A las 36 horas de evolución regresa por progresión de la afectación cutánea, con lesiones eritematodescamativas pruriginosas en las regiones periocular y peribucal y en placas salpicadas en el tronco y los grandes pliegues, junto con zonas de sobreinfección y lesiones de rascado en el tronco. Persiste el exudado faríngeo, permanece afebril y refieren dolor al cogerla. Se diagnostica de brote de dermatitis atópica con sobreinfección iniciándose tratamiento con deflazacort oral.
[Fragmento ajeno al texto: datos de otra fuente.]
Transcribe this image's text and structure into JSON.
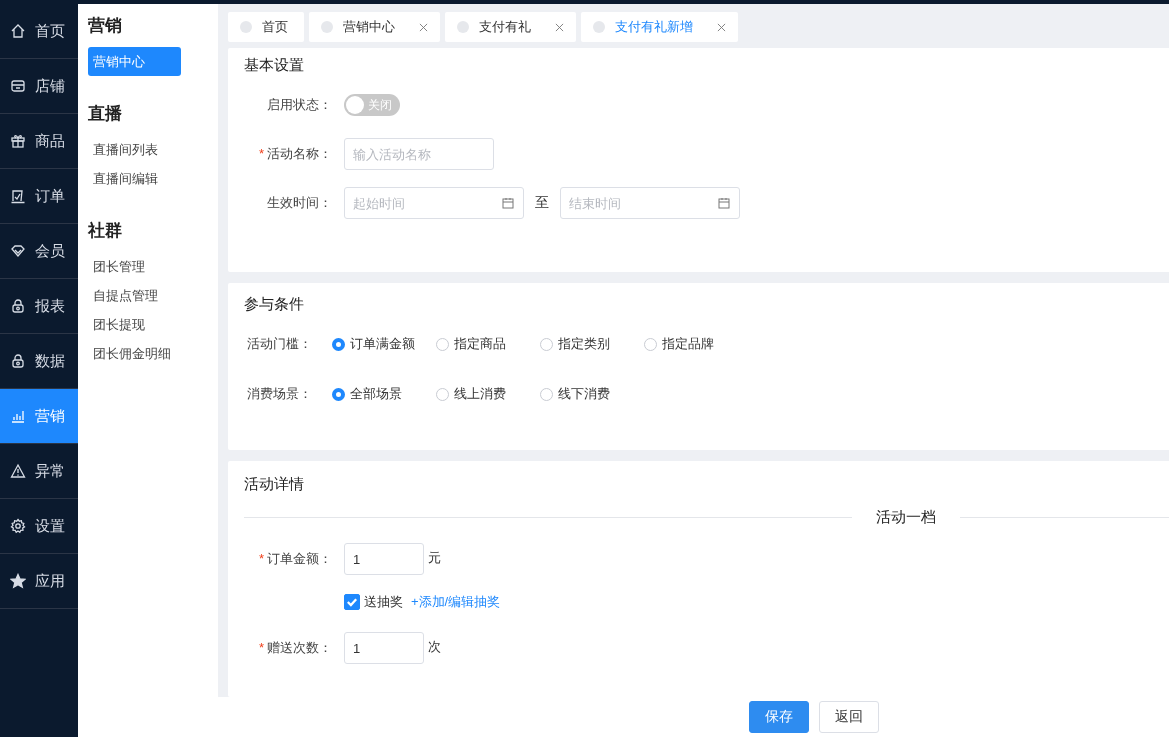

A las 72 horas de evolución acude nuevamente por empeoramiento de las lesiones, asociando febrícula, decaimiento y dolor a la palpación de la piel. Hemograma con leucocitosis de 17500/mm3 sin neutrofilia (neutrófilos: 51%, linfocitos: 34,8%) y proteína C reactiva en 4,3 mg/l. Finalmente se diagnostica de síndrome de piel escaldada, se decide ingreso para su tratamiento antibiótico intravenoso con clindamicina y cloxacilina. Sobre las lesiones palpebrales y periorales se aplican fomentos con borato sódico al 2% y pomada antibiótica. Se aísla Staphylococcus aureus meticilin-sensible en el exudado conjuntival, faríngeo y en una lesión cutánea; el hemocultivo resulta estéril. La paciente evoluciona favorablemente y es dada de alta a los seis días del ingreso.